Generative AI has been controversial due to its lack of reliability, high energy consumption, and unauthorized use of copyrighted materials. However, a recent court case against the AI company Anthropic revealed a more shocking truth: the company had destroyed millions of physical books to train its AI assistant.

In this case, the judge found that Anthropic engaged in large-scale book destruction to build its language model Claude. The tech company purchased a large number of physical books and then digitized them by removing the bindings and scanning the pages, which not only completely destroyed these books but also had no intention of making the final digital versions public. This approach played an important role in the court's decision in favor of Anthropic. The judge considered this digital processing as sufficient transformation, which met the requirements of fair use.

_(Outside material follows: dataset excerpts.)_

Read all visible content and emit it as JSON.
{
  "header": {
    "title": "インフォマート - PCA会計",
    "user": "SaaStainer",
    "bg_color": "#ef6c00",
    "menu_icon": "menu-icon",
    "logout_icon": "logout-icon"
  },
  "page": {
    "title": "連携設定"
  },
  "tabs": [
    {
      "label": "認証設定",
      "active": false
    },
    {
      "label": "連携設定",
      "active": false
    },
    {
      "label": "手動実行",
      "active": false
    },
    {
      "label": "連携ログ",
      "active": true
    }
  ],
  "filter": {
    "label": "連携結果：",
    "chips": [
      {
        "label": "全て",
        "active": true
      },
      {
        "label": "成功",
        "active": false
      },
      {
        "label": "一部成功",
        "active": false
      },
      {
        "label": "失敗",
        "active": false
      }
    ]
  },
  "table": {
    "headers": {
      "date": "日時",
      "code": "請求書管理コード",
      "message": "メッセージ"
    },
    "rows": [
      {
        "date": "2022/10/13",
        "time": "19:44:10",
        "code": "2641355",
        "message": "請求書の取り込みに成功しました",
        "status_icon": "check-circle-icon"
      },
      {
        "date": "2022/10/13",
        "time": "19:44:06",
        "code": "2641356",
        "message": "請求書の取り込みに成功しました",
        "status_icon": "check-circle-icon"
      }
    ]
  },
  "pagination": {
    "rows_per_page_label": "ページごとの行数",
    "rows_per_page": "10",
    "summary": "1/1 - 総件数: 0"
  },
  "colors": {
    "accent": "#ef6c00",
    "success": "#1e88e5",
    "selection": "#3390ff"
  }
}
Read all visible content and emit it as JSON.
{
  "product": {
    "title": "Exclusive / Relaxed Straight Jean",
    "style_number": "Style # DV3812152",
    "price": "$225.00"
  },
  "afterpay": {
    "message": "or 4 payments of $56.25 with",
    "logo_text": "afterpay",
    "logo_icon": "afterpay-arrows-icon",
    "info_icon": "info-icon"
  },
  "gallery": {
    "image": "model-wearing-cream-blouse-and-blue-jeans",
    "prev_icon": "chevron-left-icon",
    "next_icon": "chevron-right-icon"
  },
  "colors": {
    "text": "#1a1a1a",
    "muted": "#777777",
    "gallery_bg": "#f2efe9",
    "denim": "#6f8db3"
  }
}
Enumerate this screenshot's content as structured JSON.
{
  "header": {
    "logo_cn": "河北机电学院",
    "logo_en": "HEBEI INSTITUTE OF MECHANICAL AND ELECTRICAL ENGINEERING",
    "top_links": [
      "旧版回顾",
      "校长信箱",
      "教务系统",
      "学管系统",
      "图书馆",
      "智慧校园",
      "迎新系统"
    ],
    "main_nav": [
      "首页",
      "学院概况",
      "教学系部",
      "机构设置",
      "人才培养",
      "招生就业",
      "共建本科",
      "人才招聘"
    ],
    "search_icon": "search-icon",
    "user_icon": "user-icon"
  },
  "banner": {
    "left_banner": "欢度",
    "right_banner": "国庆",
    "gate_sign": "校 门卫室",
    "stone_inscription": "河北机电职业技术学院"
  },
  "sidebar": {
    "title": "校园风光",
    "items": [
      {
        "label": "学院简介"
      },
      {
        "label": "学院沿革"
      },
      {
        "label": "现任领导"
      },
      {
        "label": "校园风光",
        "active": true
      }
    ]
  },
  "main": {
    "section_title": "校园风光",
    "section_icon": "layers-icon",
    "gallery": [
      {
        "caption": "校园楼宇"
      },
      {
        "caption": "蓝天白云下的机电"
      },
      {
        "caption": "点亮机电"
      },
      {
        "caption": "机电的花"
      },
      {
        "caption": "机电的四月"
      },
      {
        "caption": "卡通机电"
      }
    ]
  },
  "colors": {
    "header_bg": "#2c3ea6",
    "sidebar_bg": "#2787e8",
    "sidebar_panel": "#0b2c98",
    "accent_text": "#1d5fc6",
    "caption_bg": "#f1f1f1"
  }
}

However, despite Claude being able to generate unique content using these digitized books, critics point out that large language models may still copy content verbatim during training. Some of Anthropic's legal victories allow it to use copyrighted books for AI model training without notifying the original publishers or authors, which could eliminate a major obstacle facing the generative AI industry.

Reading, Books

Notably, a former executive of Metal stated that if AI had to comply with copyright laws, the entire industry might collapse overnight, as developers would find it difficult to obtain the massive data needed to train large language models. Ongoing copyright disputes also pose a significant threat to the development of this technology. Recently, the CEO of Getty Images admitted that the company cannot afford all the copyright infringement costs related to AI. Meanwhile, Disney's lawsuit against the image generation company Midjourney highlights the ability of image generators to copy copyrighted content, which could have a profound impact on the entire generative AI ecosystem.